Foi uma das novidades da reunião desta terça-feira no Infarmed que surpreendeu os próprios especialistas do Instituto Nacional de Saúde Dr. Ricardo Jorge (INSA): o crescimento de uma variante do SARS-CoV-2 com semelhanças àquela que ficou conhecida como a variante da Califórnia.
O epidemiologista do INSA, João Paulo Gomes, adiantou mesmo que é algo "surpreendente" de que "não estávamos à espera".
Em causa uma variante que não é a mesma que a da Califórnia, mas que partilha uma mesma mutação identificada como L452R, que, pelo menos num estudo experimental, já revelou que pode significar uma menor resistência aos anticorpos" daí a preocupação acrescida" com os números detetados em Portugal.
Entre 10 e 19 de janeiro, na última avaliação da diversidade genética das variantes feita pelo INSA, 6,8% das infeções estudadas tinham a mutação anterior, incomparavelmente acima de outras duas variantes de que muito se fala - da África do Sul e do Brasil, ficando apenas abaixo da variante do Reino Unido que chega a 16% dos casos. O INSA promete estar "atento".
João Paulo Gomes referiu que, na avaliação anterior, em novembro, tinham sido encontrados apenas dois ou três casos associados à mutação idêntica à da Califórnia e que agora os 6,8% significam que a mutação está "espalhada" por 32 concelhos.
O mapa elaborado pelo INSA, consultado pela TSF, revela que a mutação surge maioritariamente na região de Lisboa e Vale do Tejo.

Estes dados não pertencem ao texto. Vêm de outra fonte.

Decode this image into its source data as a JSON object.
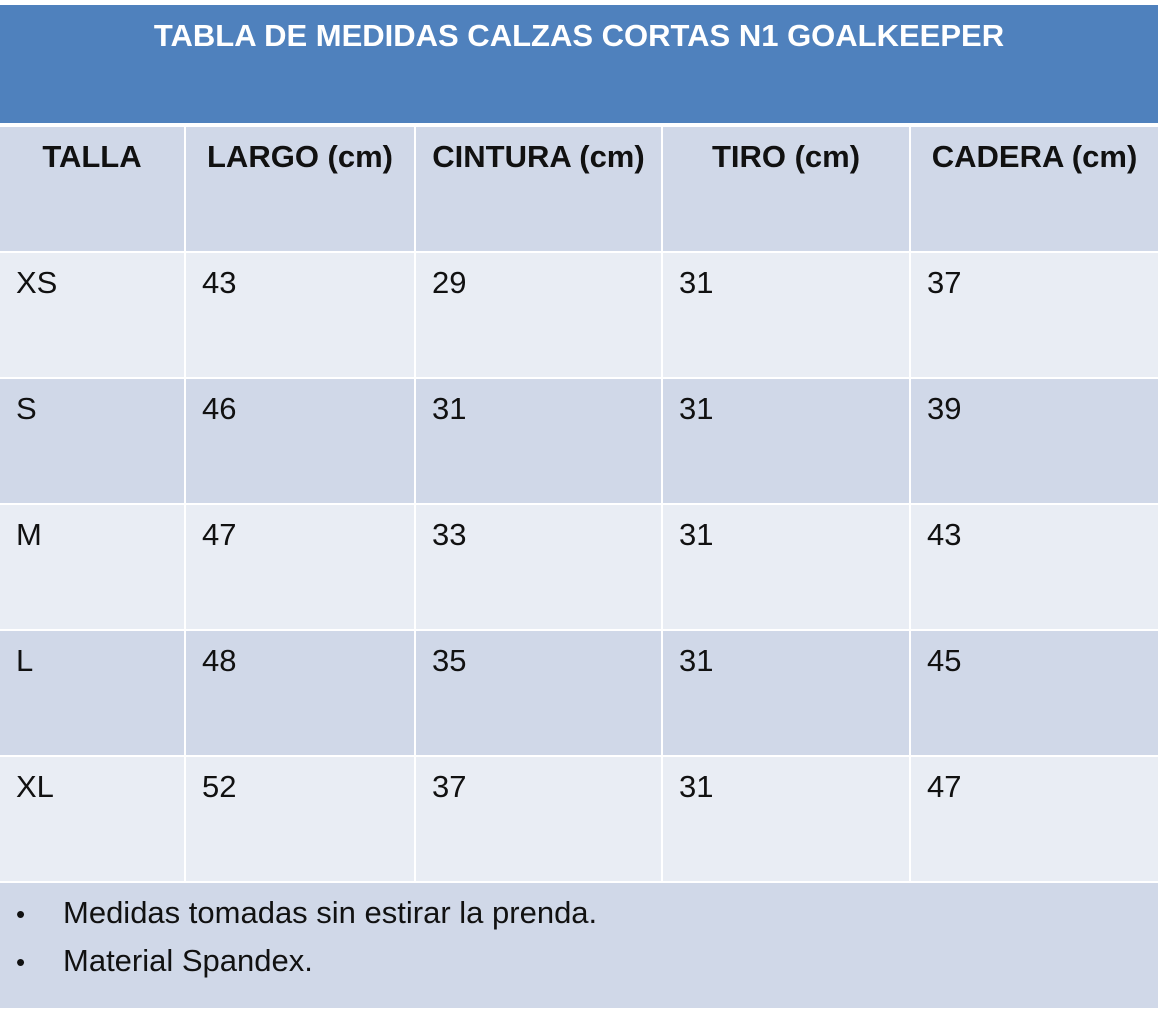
{
  "title": "TABLA DE MEDIDAS CALZAS CORTAS N1 GOALKEEPER",
  "headers": [
    "TALLA",
    "LARGO (cm)",
    "CINTURA (cm)",
    "TIRO (cm)",
    "CADERA (cm)"
  ],
  "rows": [
    [
      "XS",
      "43",
      "29",
      "31",
      "37"
    ],
    [
      "S",
      "46",
      "31",
      "31",
      "39"
    ],
    [
      "M",
      "47",
      "33",
      "31",
      "43"
    ],
    [
      "L",
      "48",
      "35",
      "31",
      "45"
    ],
    [
      "XL",
      "52",
      "37",
      "31",
      "47"
    ]
  ],
  "notes": [
    "Medidas tomadas sin estirar la prenda.",
    "Material Spandex."
  ],
  "bullet": "•",
  "colors": {
    "title_bg": "#4f81bd",
    "title_text": "#ffffff",
    "band_dark": "#d0d8e8",
    "band_light": "#e9edf4",
    "divider": "#ffffff"
  }
}
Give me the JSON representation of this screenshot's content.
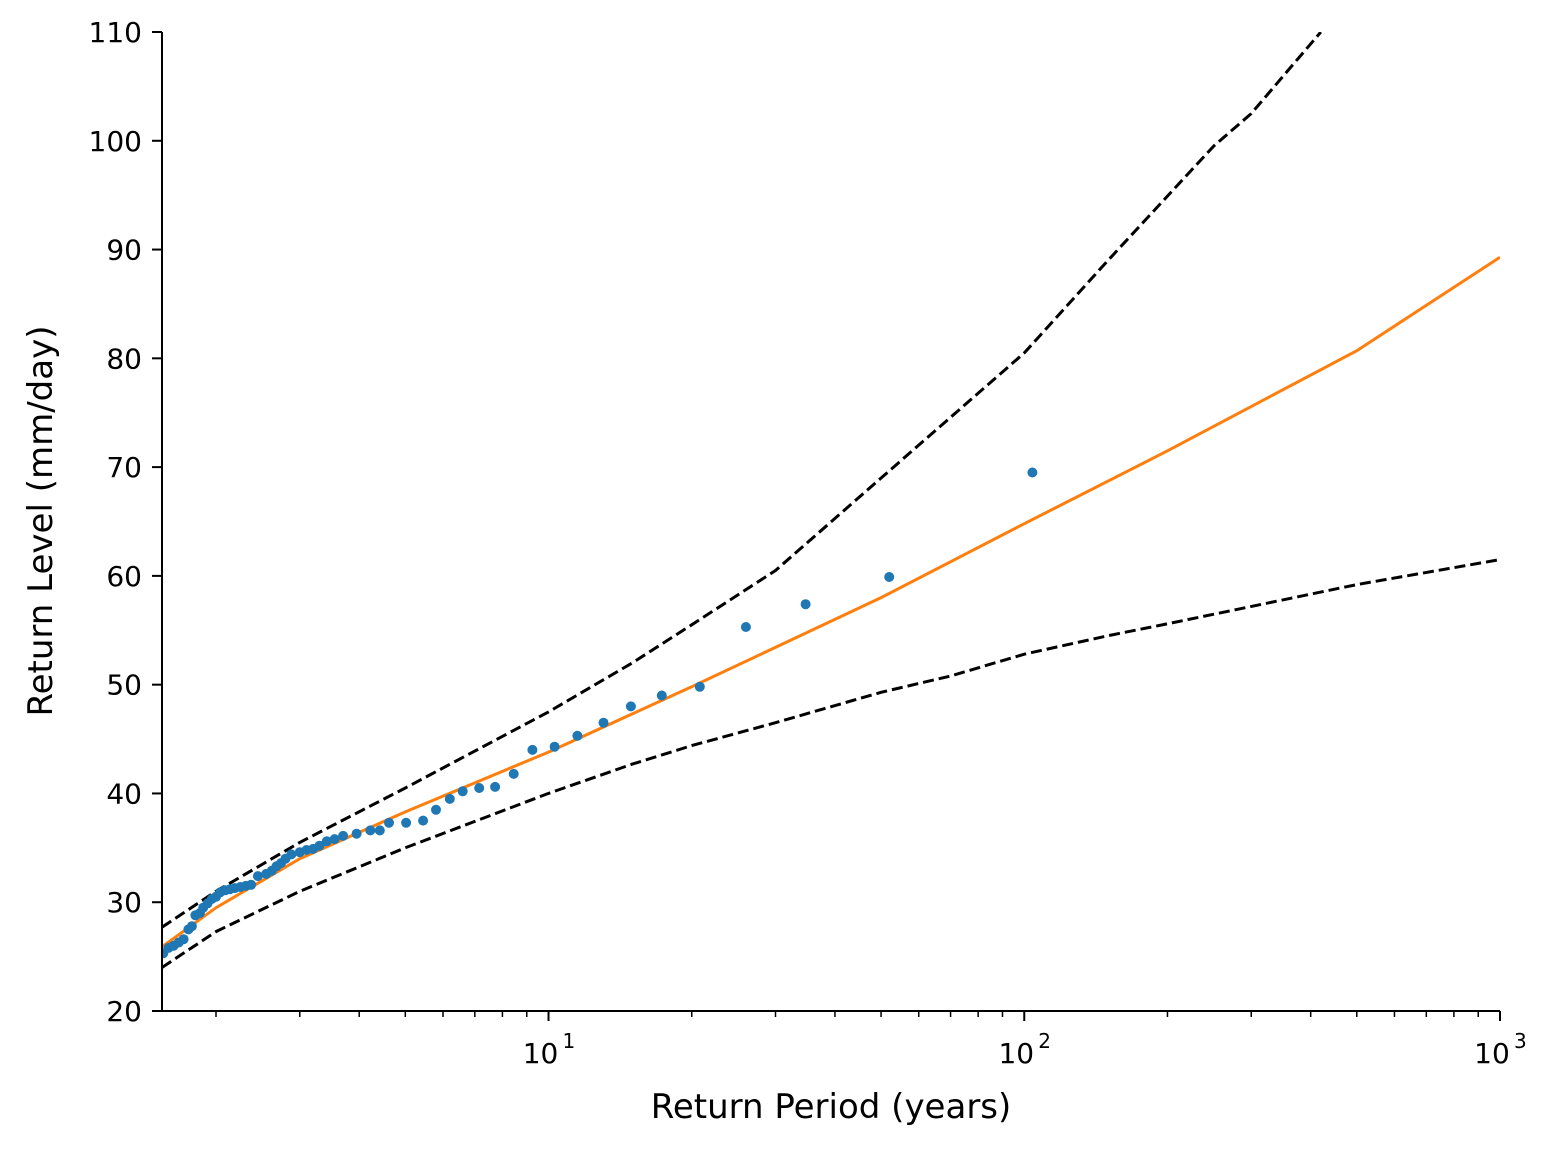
{
  "chart_data": {
    "type": "scatter",
    "title": "",
    "xlabel": "Return Period (years)",
    "ylabel": "Return Level (mm/day)",
    "xscale": "log",
    "xlim": [
      1.54,
      1000
    ],
    "ylim": [
      20,
      110
    ],
    "grid": false,
    "legend": "none",
    "xticks": [
      {
        "value": 10,
        "base": "10",
        "exp": "1"
      },
      {
        "value": 100,
        "base": "10",
        "exp": "2"
      },
      {
        "value": 1000,
        "base": "10",
        "exp": "3"
      }
    ],
    "yticks": [
      20,
      30,
      40,
      50,
      60,
      70,
      80,
      90,
      100,
      110
    ],
    "colors": {
      "points": "#1f77b4",
      "fit": "#ff7f0e",
      "ci": "#000000"
    },
    "series": [
      {
        "kind": "scatter",
        "points": [
          [
            1.55,
            25.3
          ],
          [
            1.59,
            25.8
          ],
          [
            1.63,
            26.0
          ],
          [
            1.67,
            26.3
          ],
          [
            1.71,
            26.6
          ],
          [
            1.75,
            27.5
          ],
          [
            1.78,
            27.8
          ],
          [
            1.81,
            28.8
          ],
          [
            1.85,
            29.0
          ],
          [
            1.88,
            29.5
          ],
          [
            1.92,
            29.9
          ],
          [
            1.96,
            30.3
          ],
          [
            2.0,
            30.5
          ],
          [
            2.04,
            30.9
          ],
          [
            2.09,
            31.1
          ],
          [
            2.14,
            31.2
          ],
          [
            2.19,
            31.3
          ],
          [
            2.25,
            31.4
          ],
          [
            2.31,
            31.5
          ],
          [
            2.37,
            31.6
          ],
          [
            2.45,
            32.4
          ],
          [
            2.55,
            32.6
          ],
          [
            2.62,
            32.9
          ],
          [
            2.68,
            33.3
          ],
          [
            2.74,
            33.6
          ],
          [
            2.8,
            34.0
          ],
          [
            2.88,
            34.4
          ],
          [
            3.0,
            34.6
          ],
          [
            3.1,
            34.8
          ],
          [
            3.2,
            34.9
          ],
          [
            3.3,
            35.2
          ],
          [
            3.42,
            35.6
          ],
          [
            3.55,
            35.8
          ],
          [
            3.7,
            36.1
          ],
          [
            3.95,
            36.3
          ],
          [
            4.22,
            36.6
          ],
          [
            4.42,
            36.6
          ],
          [
            4.62,
            37.3
          ],
          [
            5.02,
            37.3
          ],
          [
            5.45,
            37.5
          ],
          [
            5.8,
            38.5
          ],
          [
            6.2,
            39.5
          ],
          [
            6.6,
            40.2
          ],
          [
            7.15,
            40.5
          ],
          [
            7.72,
            40.6
          ],
          [
            8.45,
            41.8
          ],
          [
            9.25,
            44.0
          ],
          [
            10.3,
            44.3
          ],
          [
            11.5,
            45.3
          ],
          [
            13.05,
            46.5
          ],
          [
            14.9,
            48.0
          ],
          [
            17.3,
            49.0
          ],
          [
            20.8,
            49.8
          ],
          [
            26.0,
            55.3
          ],
          [
            34.7,
            57.4
          ],
          [
            52.0,
            59.9
          ],
          [
            104.0,
            69.5
          ]
        ]
      },
      {
        "kind": "line",
        "style": "solid",
        "points": [
          [
            1.54,
            25.9
          ],
          [
            2,
            29.5
          ],
          [
            3,
            34.0
          ],
          [
            5,
            38.3
          ],
          [
            10,
            43.8
          ],
          [
            20,
            49.8
          ],
          [
            50,
            58.0
          ],
          [
            100,
            64.8
          ],
          [
            200,
            71.5
          ],
          [
            500,
            80.7
          ],
          [
            1000,
            89.3
          ]
        ]
      },
      {
        "kind": "line",
        "style": "dashed",
        "points": [
          [
            1.54,
            27.7
          ],
          [
            2,
            31.0
          ],
          [
            3,
            35.5
          ],
          [
            5,
            40.5
          ],
          [
            10,
            47.5
          ],
          [
            15,
            52.0
          ],
          [
            20,
            55.5
          ],
          [
            30,
            60.5
          ],
          [
            50,
            69.0
          ],
          [
            100,
            80.5
          ],
          [
            150,
            89.0
          ],
          [
            250,
            99.5
          ],
          [
            300,
            102.5
          ],
          [
            420,
            110.0
          ]
        ]
      },
      {
        "kind": "line",
        "style": "dashed",
        "points": [
          [
            1.54,
            24.0
          ],
          [
            2,
            27.3
          ],
          [
            3,
            31.0
          ],
          [
            5,
            35.0
          ],
          [
            10,
            40.0
          ],
          [
            15,
            42.7
          ],
          [
            20,
            44.4
          ],
          [
            30,
            46.5
          ],
          [
            50,
            49.3
          ],
          [
            70,
            50.8
          ],
          [
            100,
            52.8
          ],
          [
            150,
            54.5
          ],
          [
            200,
            55.6
          ],
          [
            500,
            59.2
          ],
          [
            1000,
            61.5
          ]
        ]
      }
    ]
  }
}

Os motivos para ficar preocupado
O presidente da Sociedade Portuguesa de Virologia, Paulo Paixão, explica que é normal que, tendo em conta as inúmeras mutações que se sabe que podem existir nos coronavírus, haja resultados semelhantes em diferentes pontos do mundo, mutações que, mesmo sem ter origem no mesmo local geográfico, acabam por ter um resultado semelhante ou quase igual.
Neste caso, tudo indica que foi isso que aconteceu com esta variante detetada em Portugal que tem uma mutação idêntica à da Califórnia, que se disseminou na costa Oeste dos EUA com vários surtos de grande dimensão.
A mutação L452R "confere uma maior adesão do vírus às células que infeta", gerando o que aparenta ser uma maior transmissibilidade. No entanto, o principal problema não será esse acréscimo de transmissibilidade que também existe, por exemplo, na variante do Reino Unido.
"O principal problema da variante da Califórnia que não existe na variante do Reino Unido, é que esta mutação leva a uma alteração da conformação da proteína que faz com que seja mais resistente aos anticorpos", à semelhança do que acontece com a variante da África do Sul, que até agora apenas teve casos pontuais em Portugal.
Atenção ao que se passa nos EUA
De acordo com Paulo Paixão, "(perante esta variante) poderá existir embora isso ainda não esteja totalmente demonstrado, uma menor proteção quando recebemos a vacina ou se já tivermos estado infetados". Razões que levam o presidente da Sociedade Portuguesa de Virologia a partilhar da preocupação dos especialistas do INSA, admitindo que "esta mutação é, de alguma forma, mais preocupante do que outras que já foram detetadas em Portugal".
O especialista sublinha que agora é importante aguardar pelos dados norte-americanos e pelos resultados das vacinações que estão a decorrer, em massa, na Califórnia, com o objetivo de perceber se as vacinas perdem eficácia perante uma mutação idêntica à que afeta a variante que surge em 6,8% dos casos sequenciados pelo INSA em Portugal.
Por outro lado, ao nível da reinfecção com a Covid-19, à semelhança da variante de Manaus (Brasil), a variante californiana e a mutação encontrada em Portugal também pode fazer com que as infeções sejam mais frequentes, tendo em conta que os tempos de imunidade gerados pela doença se arriscam a ser mais curtos.